Dans BigBug, les robots menacent de prendre le pouvoir. Jeunet se montre assez optimiste sur l’avenir de l’intelligence artificielle, qu’il voit aussi stupide que l’homme et donc voué à s’autodétruire. Son équipe se montre plus pessimiste que lui. "Le prochain tsunami qui va bouleverser notre société sera l’intelligence artificielle", assure Aline Bonetto.

L'actrice Claude Perron et les robots de "BigBug", le nouveau film de Jean-Pierre Jeunet
L'actrice Claude Perron et les robots de "BigBug", le nouveau film de Jean-Pierre Jeunet © Copyright Bruno Calvo /Netlix
"Dans les 5 à 10 prochaines années, on va aller très loin dans les "deep learning" [algorithmes capables de mimer les actions du cerveau humain, NDLR] et dans l’évolution de l’intelligence artificielle", renchérit Pascal Molina. "On va être très surpris par l’intelligence artificielle. La machine va être très loin devant l’homme et d’ici très peu de temps."

Satisfait de BigBug, mais conscient qu'il s'apprête à recevoir quelques critiques salées, comme pour chacun de ses films, Jean-Pierre Jeunet se montre assez serein pour la suite de sa carrière. Entre le circuit classique et Netflix, il ira vers celui qui lui tendra les bras. "Si ça peut être Netflix, je serai ravi. Ça s'est passé super bien. Ils m’ont donné l’argent qu’il fallait, ils m’ont laissé une liberté totale."

Le réalisateur de 68 ans a des idées, mais il ne préfère pas en parler tant qu'elles ne sont pas plus concrètes.

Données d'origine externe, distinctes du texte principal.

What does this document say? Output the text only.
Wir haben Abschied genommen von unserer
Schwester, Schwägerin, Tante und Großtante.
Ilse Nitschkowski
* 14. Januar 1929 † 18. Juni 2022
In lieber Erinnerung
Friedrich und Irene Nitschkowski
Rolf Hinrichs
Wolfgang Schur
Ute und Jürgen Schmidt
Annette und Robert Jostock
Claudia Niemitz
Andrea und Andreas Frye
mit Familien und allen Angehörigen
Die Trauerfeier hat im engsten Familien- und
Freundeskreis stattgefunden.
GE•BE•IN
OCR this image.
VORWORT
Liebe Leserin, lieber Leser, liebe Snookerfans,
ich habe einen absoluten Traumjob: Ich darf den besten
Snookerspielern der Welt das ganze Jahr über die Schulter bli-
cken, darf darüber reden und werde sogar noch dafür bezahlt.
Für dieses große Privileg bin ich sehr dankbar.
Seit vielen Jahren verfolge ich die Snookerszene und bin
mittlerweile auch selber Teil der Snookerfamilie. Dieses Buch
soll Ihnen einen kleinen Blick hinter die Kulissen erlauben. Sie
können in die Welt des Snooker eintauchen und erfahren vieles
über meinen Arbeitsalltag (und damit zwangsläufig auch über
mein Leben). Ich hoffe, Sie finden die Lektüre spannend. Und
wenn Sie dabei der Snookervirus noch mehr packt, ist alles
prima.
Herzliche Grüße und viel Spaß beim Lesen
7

Une chose est sûre: il a abandonné son projet de suite d'Amélie Poulain en documentaire. "Je n’ai pas réussi à trouver le financement. C’était tellement original que tout le monde l’a refusé! Ça n’allait pas rapporter d’argent de toute manière."

Jeunet savoure pour l'heure la sortie virtuelle de BigBug, qui pourrait lui permettre de décrocher le plus gros succès de sa carrière. "Le réalisateur Alain Corneau m’avait dit, 'Plus tu vieillis, plus la sortie d’un film est stressante'. Là, il n'y a rien de tout ça. Il y a 550 millions de spectateurs potentiels. C’est génial. Et le film sera toujours disponible."